Cheong on Transparency and Accountability in AI Systems: Safeguarding Wellbeing in the Age of Algorithmic Decision-Making

Ben Chester Cheong (Singapore U Social Sciences) has posted “Transparency and Accountability in AI Systems: Safeguarding Wellbeing in the Age of Algorithmic Decision-Making” (Frontiers in Human Dynamics, volume 6, 2024[10.3389/fhumd.2024.1421273]) on SSRN. Here is the abstract:

The rapid integration of artificial intelligence (AI) systems into various domains has raised concerns about their impact on individual and societal wellbeing, particularly due to the lack of transparency and accountability in their decision-making processes. This review aims to provide an overview of the key legal and ethical challenges associated with implementing transparency and accountability in AI systems.
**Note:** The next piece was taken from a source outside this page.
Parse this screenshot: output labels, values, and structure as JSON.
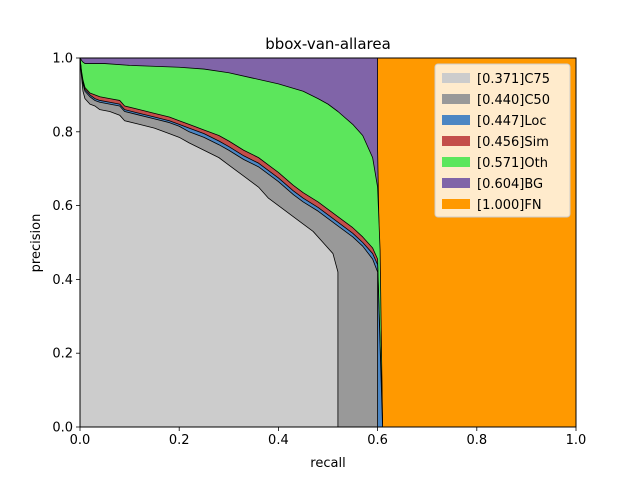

The review identifies four main thematic areas: technical approaches, legal and regulatory frameworks, ethical and societal considerations, and interdisciplinary and multi-stakeholder approaches. By synthesizing the current state of research and proposing key strategies for policymakers, this review contributes to the ongoing discourse on responsible AI governance and lays the foundation for future research in this critical area. Ultimately, the goal is to promote individual and societal wellbeing by ensuring that AI systems are developed and deployed in a transparent, accountable, and ethical manner.